As for January 31st specifically, Moore had prepared a pair of Cornish game hens for her and Pollock. She called him around 7 p.m. to tell him about it, and he was still in his home office, working. After he got off the phone with her, he took a call from his old colleague Paul Stamets — though the two were once close, personal rivalries had pushed them apart, and they hadn’t spoken for months.
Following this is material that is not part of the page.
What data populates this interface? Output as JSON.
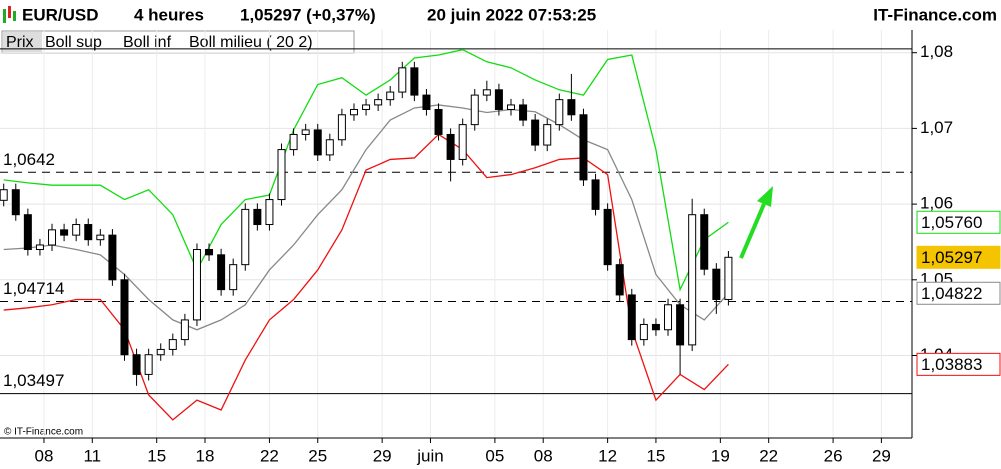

Stamets later recalled being annoyed by the constant interruptions to their call by people using Pollock’s other phone line. Then, Pollock told Stamets, “Some patients have pulled up for treatment. I’ll call you right back after they leave.”
Two hours later, after calling Pollock multiple times with no answer, Moore arrived at Pollock’s house with the food. At first, she assumed Pollock had lost track of time. But then she saw him in his office, lying on the floor. He’d had bad luck with experiments in the past, so she thought perhaps this just was another botched one that had knocked him out cold — until she spotted the blood stain on his sweater.
She ran from his home to one of his neighbors, who offered to call the police. Moore, however, asked them to avoid any rush to involve the cops. In the meantime, the neighbors went back with Moore to Pollock’s place and together they confirmed what she’d just seen –– blood and a bullet wound. The place, they realized, had been ransacked.
Though police originally had three suspects for the case, the district attorney at the time refused to prosecute. Mysteriously, the DEA destroyed all records on Pollock’s case, except for the ones around his cannabis fields. His murder, to this day, remains unsolved.
At his funeral, Pollock, the man who believed psilocybin would forever change humanity for the better, was presented in an open casket. A mushroom had been placed in each hand.